Valdor will raise up to an additional $900,000 in a second tranche, by a combination of equity and/or debenture financing: 1) The non-brokered equity private placement component will be up to 9,000,000 units (the “Units”) at a price of $0.10 per Unit for aggregate gross proceeds of up to $900,000. Each Unit will be comprised of one common share and one non-transferable share purchase warrant. Each warrant will allow the holder thereof to purchase one additional common share at a price of $0.20 for a period of three years from the date of closing of the private placement. The warrants issued with the Units will be subject to an acceleration provision. After four months have elapsed from closing, if Valdor’s shares trade above $0.60 for 20 consecutive trading days Valdor has the option to provide notice to the warrant holders that their warrants will expire if they are not exercised within 30 days; 2) The debenture component will be to a maximum of $900,000 with the holder of the debenture receiving twelve percent (12%) per annum calculated annually and paid quarterly for three years on funds advanced. At the discretion of the holder 20% of the funds advanced may be converted into Valdor Units as described above.
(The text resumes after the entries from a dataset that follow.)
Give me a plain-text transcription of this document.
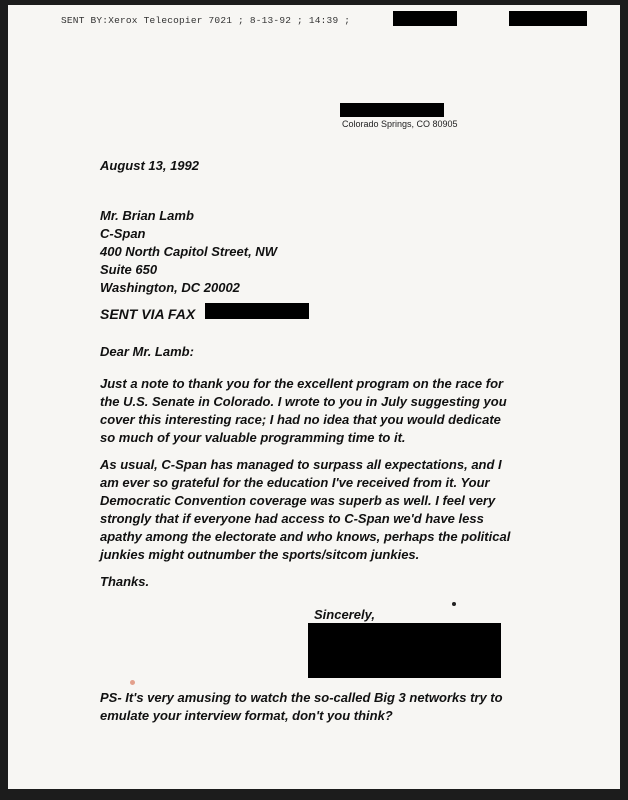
SENT BY:Xerox Telecopier 7021 ; 8-13-92 ; 14:39 ;
Colorado Springs, CO 80905
August 13, 1992
Mr. Brian Lamb
C-Span
400 North Capitol Street, NW
Suite 650
Washington, DC 20002
SENT VIA FAX
Dear Mr. Lamb:
Just a note to thank you for the excellent program on the race for
the U.S. Senate in Colorado. I wrote to you in July suggesting you
cover this interesting race; I had no idea that you would dedicate
so much of your valuable programming time to it.
As usual, C-Span has managed to surpass all expectations, and I
am ever so grateful for the education I've received from it. Your
Democratic Convention coverage was superb as well. I feel very
strongly that if everyone had access to C-Span we'd have less
apathy among the electorate and who knows, perhaps the political
junkies might outnumber the sports/sitcom junkies.
Thanks.
Sincerely,
PS- It's very amusing to watch the so-called Big 3 networks try to
emulate your interview format, don't you think?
Valdor is a technology company with two divisions:
1) Valdor Fiber Optics, a fiber optic components company specializing in the design, manufacture and sale of fiber optic splitters, connectors, laser pigtails and other optical and optoelectronic components, including some that use the Valdor proprietary and patented Impact Mount™ technology. The company specializes in harsh environment products and in particular splitters and connectors;
2) Niagara Streaming Media, a streaming video business that owns four patents and markets the Niagara and GoStream product lines. Streaming video is the future of television.
The Valdor business plan incorporates growth by acquisition. For further information on Valdor’s product lines please visit www.valdor.com.
On Behalf Of the Board of Directors of
VALDOR TECHNOLOGY INTERNATIONAL INC.
The TSX-Venture Exchange has not reviewed and does not accept responsibility for the adequacy or accuracy of this release. This news release may contain certain “Forward-Looking Statements” within the meaning of Section 21E of the United States Securities Exchange Act of 1934, as amended. All statements, other than statements of historical fact, included herein are forward-looking statements that involve various risks and uncertainties. There can be no assurance that such statements will prove to be accurate, and actual results and future events could differ materially from those anticipated in such statements. Important factors that could cause actual results to differ materially from the Company’s expectations are disclosed in the Company’s documents filed from time to time with the TSX-Venture Exchange, the British Columbia Securities Commission and the US Securities and Exchange Commission.